O Bons Sons é transversal a todos. Pela aldeia vê-se velhos e novos, bebés, com meses de vida, e pessoas mais velhas, habitantes da aldeia ou não. Até os animais vagueiam pelas ruas cheias de gente. Dos mais arranjadinhos aos mais freaks, o festival é um encontro de gerações, de estilos e culturas. Quem vive a aldeia nos quatro dias do festival sabe do que se trata. Os Cem Soldenses recebem os forasteiros da melhor maneira. Mais não conseguem fazer. José Augusto Mourão, de 92 anos, é testemunha do que se vive na aldeia. Não se importa que a aldeia fique cheia nesta altura: "quanto mais gente vier, melhor", confessa-nos o habitante mais velho de Cem Soldos. Como a idade não é um posto, José Augusto Mourão espera assistir a um grande número de concertos.

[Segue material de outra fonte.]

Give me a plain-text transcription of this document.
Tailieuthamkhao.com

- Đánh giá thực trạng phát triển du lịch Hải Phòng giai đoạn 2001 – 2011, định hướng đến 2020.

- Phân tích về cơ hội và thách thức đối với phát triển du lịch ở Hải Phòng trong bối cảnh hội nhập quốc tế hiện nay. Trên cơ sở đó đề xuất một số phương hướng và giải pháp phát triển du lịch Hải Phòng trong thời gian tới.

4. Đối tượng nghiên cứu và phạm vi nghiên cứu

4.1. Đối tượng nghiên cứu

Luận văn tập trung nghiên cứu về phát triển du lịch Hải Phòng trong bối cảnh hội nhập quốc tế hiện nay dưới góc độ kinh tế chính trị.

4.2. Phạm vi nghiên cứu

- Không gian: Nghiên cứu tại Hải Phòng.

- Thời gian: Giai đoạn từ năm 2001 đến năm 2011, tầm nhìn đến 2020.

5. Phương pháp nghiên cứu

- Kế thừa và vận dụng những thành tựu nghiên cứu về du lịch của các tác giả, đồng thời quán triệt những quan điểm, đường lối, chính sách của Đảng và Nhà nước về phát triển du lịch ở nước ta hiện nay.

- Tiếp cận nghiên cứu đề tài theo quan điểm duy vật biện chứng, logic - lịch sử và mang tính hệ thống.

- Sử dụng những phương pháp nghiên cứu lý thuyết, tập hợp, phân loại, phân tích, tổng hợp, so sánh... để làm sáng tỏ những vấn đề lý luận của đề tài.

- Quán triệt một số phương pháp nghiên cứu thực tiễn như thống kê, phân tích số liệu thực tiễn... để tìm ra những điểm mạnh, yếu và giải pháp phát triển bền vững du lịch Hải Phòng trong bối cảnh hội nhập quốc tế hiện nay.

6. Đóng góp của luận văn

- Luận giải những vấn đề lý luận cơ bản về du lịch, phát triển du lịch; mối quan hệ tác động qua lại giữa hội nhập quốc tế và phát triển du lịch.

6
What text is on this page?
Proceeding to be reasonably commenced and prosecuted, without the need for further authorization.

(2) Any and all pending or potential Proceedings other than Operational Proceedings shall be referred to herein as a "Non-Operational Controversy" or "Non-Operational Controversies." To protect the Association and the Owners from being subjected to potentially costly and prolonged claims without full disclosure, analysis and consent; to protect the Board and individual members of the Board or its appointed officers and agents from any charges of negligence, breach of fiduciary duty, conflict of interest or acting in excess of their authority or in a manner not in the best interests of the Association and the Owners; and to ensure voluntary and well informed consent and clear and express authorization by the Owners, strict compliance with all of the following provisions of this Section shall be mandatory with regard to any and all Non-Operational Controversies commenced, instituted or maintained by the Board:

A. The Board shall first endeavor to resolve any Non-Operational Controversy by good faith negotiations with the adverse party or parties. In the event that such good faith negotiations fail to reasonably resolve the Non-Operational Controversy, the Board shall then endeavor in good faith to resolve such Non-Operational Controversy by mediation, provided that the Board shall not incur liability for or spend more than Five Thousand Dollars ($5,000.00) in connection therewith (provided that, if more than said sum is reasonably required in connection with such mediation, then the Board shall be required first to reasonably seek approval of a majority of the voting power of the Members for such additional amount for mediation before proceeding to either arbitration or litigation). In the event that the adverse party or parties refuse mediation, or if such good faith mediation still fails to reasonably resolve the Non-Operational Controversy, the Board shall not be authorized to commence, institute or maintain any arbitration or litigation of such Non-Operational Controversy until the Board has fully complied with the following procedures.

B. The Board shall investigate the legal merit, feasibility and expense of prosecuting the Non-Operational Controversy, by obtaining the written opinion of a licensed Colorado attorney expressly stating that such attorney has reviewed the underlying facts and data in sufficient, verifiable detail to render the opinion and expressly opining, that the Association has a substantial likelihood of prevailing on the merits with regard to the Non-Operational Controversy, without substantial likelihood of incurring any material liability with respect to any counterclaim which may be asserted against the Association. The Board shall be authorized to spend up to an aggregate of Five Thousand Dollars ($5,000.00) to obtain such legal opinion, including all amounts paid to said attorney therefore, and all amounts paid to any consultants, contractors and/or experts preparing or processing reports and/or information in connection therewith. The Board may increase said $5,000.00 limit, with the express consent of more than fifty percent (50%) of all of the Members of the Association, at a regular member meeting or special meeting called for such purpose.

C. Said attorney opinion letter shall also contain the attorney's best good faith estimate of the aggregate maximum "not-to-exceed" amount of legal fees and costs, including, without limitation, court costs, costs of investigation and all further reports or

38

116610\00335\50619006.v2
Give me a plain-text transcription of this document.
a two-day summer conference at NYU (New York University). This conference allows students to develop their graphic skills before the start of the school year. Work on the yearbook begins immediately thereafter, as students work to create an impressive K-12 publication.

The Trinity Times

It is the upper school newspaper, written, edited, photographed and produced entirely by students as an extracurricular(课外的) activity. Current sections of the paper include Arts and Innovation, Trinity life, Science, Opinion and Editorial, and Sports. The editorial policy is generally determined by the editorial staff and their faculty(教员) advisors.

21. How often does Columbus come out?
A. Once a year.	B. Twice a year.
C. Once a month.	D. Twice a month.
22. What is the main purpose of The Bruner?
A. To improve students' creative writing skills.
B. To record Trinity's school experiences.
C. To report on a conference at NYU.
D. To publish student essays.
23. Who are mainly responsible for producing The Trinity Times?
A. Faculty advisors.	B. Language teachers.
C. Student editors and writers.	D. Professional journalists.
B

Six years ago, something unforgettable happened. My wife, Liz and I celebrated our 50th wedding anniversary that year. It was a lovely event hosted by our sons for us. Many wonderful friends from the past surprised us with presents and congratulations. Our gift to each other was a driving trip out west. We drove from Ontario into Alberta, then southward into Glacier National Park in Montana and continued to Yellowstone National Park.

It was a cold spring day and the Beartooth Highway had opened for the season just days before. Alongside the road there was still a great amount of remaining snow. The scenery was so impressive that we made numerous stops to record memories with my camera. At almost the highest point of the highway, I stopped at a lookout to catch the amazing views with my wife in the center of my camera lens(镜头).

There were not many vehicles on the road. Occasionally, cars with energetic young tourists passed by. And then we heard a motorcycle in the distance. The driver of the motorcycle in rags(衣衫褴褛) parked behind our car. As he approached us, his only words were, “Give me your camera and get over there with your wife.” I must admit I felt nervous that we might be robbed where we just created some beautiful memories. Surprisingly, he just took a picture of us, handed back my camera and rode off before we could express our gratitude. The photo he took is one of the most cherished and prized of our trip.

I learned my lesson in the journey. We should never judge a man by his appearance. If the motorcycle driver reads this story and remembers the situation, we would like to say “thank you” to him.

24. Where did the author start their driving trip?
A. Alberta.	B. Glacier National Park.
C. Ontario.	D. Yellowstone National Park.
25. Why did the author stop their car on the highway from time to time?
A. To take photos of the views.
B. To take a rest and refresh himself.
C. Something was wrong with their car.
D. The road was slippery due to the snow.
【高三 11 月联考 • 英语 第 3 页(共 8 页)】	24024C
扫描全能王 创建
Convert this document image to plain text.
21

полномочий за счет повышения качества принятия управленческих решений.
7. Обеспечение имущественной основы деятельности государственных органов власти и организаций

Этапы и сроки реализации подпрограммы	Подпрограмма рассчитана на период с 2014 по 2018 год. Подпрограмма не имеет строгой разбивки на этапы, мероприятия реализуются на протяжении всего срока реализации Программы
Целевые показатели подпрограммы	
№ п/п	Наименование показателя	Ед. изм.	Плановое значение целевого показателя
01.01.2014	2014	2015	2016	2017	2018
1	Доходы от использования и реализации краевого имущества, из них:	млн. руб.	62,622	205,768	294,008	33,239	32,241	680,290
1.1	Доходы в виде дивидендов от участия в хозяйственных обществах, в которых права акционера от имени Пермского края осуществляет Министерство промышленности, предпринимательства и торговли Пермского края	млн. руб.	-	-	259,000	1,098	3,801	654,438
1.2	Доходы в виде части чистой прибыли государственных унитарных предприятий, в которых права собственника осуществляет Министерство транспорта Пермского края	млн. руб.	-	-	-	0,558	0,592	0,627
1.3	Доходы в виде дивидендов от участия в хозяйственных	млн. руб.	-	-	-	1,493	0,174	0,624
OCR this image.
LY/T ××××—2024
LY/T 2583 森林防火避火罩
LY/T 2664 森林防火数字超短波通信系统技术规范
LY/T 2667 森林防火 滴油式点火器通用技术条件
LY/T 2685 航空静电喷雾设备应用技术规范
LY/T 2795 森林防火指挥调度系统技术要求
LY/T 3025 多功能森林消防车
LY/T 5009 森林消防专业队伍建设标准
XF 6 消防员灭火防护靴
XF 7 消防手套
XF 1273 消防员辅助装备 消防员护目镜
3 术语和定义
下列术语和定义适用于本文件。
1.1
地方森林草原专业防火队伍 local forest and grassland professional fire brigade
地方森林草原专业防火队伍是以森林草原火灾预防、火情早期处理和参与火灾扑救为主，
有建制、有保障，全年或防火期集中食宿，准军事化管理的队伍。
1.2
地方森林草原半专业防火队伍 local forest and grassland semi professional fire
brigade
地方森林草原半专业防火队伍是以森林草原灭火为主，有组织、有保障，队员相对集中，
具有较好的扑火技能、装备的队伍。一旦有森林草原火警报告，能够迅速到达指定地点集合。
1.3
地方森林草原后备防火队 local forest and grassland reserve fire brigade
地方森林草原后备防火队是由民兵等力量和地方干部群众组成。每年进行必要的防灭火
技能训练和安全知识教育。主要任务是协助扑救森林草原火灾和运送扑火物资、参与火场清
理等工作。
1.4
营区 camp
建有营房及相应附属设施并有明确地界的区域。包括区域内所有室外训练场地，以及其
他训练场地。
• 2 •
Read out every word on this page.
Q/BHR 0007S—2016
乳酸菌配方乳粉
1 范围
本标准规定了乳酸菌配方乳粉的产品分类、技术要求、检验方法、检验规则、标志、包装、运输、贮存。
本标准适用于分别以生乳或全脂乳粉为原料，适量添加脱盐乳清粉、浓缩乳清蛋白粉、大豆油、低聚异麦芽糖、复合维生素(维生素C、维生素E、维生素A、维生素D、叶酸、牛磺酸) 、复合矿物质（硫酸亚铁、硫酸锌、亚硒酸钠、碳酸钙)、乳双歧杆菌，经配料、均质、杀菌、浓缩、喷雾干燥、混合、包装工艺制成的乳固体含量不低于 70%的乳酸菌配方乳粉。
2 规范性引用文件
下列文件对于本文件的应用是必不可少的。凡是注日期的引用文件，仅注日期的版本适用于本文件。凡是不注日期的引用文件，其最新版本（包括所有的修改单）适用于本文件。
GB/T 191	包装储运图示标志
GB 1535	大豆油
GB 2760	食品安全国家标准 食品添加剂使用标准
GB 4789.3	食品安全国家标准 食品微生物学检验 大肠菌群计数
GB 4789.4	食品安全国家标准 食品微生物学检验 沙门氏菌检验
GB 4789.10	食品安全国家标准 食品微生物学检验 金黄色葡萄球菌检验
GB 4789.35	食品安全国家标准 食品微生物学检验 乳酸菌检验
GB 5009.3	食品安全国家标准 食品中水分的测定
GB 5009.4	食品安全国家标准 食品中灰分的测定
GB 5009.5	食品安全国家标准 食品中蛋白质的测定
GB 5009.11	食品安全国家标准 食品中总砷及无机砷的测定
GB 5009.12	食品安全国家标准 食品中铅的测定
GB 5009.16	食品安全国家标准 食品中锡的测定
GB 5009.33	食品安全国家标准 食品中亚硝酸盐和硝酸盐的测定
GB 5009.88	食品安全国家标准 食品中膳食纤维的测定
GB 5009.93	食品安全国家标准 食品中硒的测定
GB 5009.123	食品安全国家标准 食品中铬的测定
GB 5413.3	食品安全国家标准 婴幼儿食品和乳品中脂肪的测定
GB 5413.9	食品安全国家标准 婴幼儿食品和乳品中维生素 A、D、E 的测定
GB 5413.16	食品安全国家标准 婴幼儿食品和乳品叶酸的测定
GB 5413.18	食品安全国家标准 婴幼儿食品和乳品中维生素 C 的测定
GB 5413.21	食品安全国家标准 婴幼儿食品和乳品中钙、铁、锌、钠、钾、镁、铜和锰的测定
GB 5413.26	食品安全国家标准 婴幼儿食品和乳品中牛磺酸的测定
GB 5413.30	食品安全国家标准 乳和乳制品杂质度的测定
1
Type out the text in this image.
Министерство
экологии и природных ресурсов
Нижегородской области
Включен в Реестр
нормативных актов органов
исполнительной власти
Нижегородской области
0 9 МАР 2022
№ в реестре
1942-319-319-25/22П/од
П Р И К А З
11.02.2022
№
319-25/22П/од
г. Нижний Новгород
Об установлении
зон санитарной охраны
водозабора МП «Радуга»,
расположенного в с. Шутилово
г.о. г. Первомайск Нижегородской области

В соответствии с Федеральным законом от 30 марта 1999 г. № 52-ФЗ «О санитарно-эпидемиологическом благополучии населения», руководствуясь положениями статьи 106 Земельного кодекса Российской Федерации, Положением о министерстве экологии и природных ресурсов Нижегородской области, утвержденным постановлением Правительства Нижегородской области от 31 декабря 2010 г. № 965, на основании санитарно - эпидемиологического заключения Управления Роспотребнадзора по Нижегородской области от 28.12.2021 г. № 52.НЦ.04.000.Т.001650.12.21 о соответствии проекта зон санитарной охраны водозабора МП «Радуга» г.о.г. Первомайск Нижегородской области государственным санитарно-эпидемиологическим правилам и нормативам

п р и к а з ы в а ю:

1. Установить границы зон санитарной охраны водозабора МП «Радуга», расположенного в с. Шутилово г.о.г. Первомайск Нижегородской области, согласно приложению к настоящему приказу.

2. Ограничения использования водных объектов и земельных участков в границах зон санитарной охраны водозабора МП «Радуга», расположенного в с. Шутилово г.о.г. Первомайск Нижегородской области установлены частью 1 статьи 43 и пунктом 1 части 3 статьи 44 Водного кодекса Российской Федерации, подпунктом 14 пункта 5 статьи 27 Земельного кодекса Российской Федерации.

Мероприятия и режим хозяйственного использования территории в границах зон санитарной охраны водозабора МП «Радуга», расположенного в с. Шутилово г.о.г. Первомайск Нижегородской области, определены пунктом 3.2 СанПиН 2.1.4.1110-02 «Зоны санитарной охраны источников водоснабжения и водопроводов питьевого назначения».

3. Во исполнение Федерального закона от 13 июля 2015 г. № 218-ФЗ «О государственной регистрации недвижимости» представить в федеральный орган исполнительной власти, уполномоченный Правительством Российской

Segundo dados da organização, desde o dia 13, com a recepção ao campista, pelo Bons Sons passaram cerca de 15 mil espectadores. Mais ainda, virão. A Igreja de Cem Soldos ganha outra relevância na altura dos Bons Sons. No templo, o sagrado e o profano coabitam em paz, em prol de algo maior: a música. A Igreja, localizada no centro da aldeia, no Largo do Rossio, recebe os concertos de Reportório Osório, Mila Dores e Luís Antero, nomeando apenas alguns. É Sábado, 16 de Agosto. O calor da tarde é muito, em contraponto com o frio que se faz sentir à noite. Mara, Tiago Sousa e Tocá Rufar iniciam os concertos do terceiro dia do festival. Os Guta Naki deram o seu último concerto - "sem dramas, vá. Quero que seja motivo de festejo, do que virá, do que já foi, de tudo de bom que fizemos ", dizia a vocalista. É o fim de um projecto promissor, a quem ainda não era reconhecido o devido valor. Osso Vaidoso, com Ana Deus ao comando, suou a rock alternativo, apropriado para o que se iria ouvir a seguir. Noiserv precisava do palco principal para que todos o pudessem ver. No largo do palco Giacometti não cabia mais ninguém. A organização precaveu-se e projectou o concerto numa parede mais acima do palco. Também lá a afluência de público era grande.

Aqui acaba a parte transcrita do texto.